The awning across the footpath is now cantilevered and the building has modern shop fronts and a refitted interior. The section of the building occupied as a hairdresser has had the shop front reconstructed to resemble its original form.

== Heritage listing ==
The former Ellwood & Co Drapery was listed on the Queensland Heritage Register on 21 October 1992 having satisfied the following criteria.

The place is important in demonstrating the evolution or pattern of Queensland's history.

The former drapery is important in demonstrating the evolution of Queensland's history representing evidence of the development of Childers in the early twentieth century, in particular, the rebuilding of the south side of the main street in the early 1900s following the 1902 fire. Together with much of the southern side of Childers main street it provides clear evidence of the impact of fire on Queensland towns where adequate water supply and fire services were lacking.

The place is important in demonstrating the principal characteristics of a particular class of cultural places.

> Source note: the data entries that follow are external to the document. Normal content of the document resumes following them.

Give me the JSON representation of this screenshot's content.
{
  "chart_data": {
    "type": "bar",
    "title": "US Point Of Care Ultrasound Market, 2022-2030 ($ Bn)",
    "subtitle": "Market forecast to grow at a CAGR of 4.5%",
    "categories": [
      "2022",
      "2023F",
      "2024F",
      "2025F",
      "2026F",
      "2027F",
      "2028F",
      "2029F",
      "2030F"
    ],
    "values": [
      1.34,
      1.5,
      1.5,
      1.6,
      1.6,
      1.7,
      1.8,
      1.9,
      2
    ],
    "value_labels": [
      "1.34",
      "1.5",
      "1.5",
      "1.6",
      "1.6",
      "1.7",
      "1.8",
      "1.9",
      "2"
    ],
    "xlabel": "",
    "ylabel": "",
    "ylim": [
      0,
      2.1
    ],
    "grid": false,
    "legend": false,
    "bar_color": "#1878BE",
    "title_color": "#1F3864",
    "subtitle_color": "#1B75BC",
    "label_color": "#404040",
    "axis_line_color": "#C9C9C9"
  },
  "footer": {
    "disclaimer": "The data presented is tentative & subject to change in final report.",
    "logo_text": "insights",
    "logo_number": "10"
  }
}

It is important in demonstrating the principal characteristics of early 1900s country town masonry commercial buildings, in particular the awnings, shop fronts, lanterns, and overall form.

The place is important because of its aesthetic significance.

It contributes to the picturesque townscape of Churchill Street which is both remarkably architecturally coherent and intact

The place has a special association with the life or work of a particular person, group or organisation of importance in Queensland's history.

It has a special association with the life and work of Bundaberg architect FH Faircloth who was responsible for much of the appearance of the town of Childers in the twentieth century.